Prof. Walter Thiel passed away unexpectedly on August 23, 2019.
Walter Thiel’s passing comes as a big shock to all of us, to his family, friends, and colleagues all over the world. This is a great loss to the whole scientific community.
For me, Walter was not only great boss, mentor, but also a very close friend. He helped me on many occasions including difficult personal situations. I will always remain in debt to this great man.
Walter was a very kind person and I was not the only one, whom he helped through difficult times. I know many touching stories, when Walter boundlessly supported his students/post-docs, when their life was breaking apart.
Walter treated everyone with utter respect as equals and nurtured independent scientific thinking in each of us, his students. He was never micromanaging and everybody was free to use their time as they wanted. He encouraged independent work. No wonder that so many his former students/post-docs/group leaders in his department built successful independent careers. I will just mention a few of them with whom I most overlapped during my stay in Max-Planck-Institut für Kohlenforschung, where Prof. Thiel was the director of Theoretical Chemistry department since 1999 until recently. Mario Barbatti was an independent group leader in Walter’s department in 2010-2015 and is now a professor in Marseille and recent ERC Advanced Grant awardee. Guijuan Cheng was Walter’s post-doc in 2015-2017 and is now a professor in Hong Kong. Matthias Heyden was an independent group leader in Walter’s department in 2014-2017 and is now a professor in Arizona. Elsa Sánchez-García was Walter’s post-doc and later group leader and now is a professor in Essen.
Walter had a knack for choosing good people for his department. We all became close friends and have warm, friendly, respectful relationships, albeit we may have sometimes vigorous discussions on many topics.
It was a great honor for me to be his very last post-doc. I applied to Walter for a post-doc position in 2013 and my first impression from seeing his photo was that he was a very kind person. This proved true. He invited me to give a talk in a seminar, which was kind of a job interview. I remember how deeply impressed I was by the quality of questions from his department members, which showed the high class of these specialists. After my talk, Walter offered me the job and told me that I would have enough freedom to pursue my own independent research interests. That’s how I could do my machine learning research and publish half of my papers independently of Walter Thiel while being his post-doc. Trust in his students was what made Walter such a great supervisor.

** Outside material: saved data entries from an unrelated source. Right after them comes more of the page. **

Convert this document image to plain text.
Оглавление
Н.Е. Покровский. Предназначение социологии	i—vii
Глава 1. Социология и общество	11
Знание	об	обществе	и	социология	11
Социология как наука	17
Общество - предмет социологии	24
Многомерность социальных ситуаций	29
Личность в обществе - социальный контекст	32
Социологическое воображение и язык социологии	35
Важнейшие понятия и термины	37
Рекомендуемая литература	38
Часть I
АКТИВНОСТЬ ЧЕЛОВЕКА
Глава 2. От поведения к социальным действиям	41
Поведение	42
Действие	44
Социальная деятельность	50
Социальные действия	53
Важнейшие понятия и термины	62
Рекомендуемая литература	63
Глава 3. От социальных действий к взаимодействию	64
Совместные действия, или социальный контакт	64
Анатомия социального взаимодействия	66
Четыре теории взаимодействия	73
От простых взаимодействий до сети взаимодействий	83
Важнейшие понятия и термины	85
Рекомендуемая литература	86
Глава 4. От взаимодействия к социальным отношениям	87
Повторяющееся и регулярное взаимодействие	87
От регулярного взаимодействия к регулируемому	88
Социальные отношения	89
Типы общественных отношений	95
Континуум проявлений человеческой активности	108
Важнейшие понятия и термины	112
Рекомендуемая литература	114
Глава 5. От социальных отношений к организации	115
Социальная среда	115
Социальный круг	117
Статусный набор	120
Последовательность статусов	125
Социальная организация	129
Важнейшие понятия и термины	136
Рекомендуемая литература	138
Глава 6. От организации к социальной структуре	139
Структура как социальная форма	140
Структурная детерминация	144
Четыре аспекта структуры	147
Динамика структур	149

For me as well as for many of our community, Walter Thiel’s name is most strongly associated with semiempirical quantum chemical method development, particularly with MNDO, which gave rise to so many other semiempirical methods (AM1, PM6, PM7, OMx…), although Walter Thiel’s interests reached much further and he made great contributions to so many other fields (QM/MM, spectroscopy, photochemistry, catalysis…). I would argue that semiemprical methods and his own program he developed from his time as a post-doc with Dewar remained his greatest passion after his official retirement. He built many plans for them, which he shared with me as his last student, who works on semiempirical method development. We planned to continue to work on so many things together after my eventual leave to an independent position this September.
I learned a lot from Walter, he knew so much and was so efficient… I owe him a lot. Now it is my responsibility to finish many research projects we started with him to honor his work. I will miss greatly our discussions, his attention to every single detail, and his wise advise. I will miss his humor, our informal communications when we talked on so many topics as we shared so many interests. I will always regret that we have never played a single game of chess, the game we both loved so much, but were always too busy to play…
Walter Thiel may have passed away, but his legacy will leave forever through his outstanding scientific contributions and his grateful students.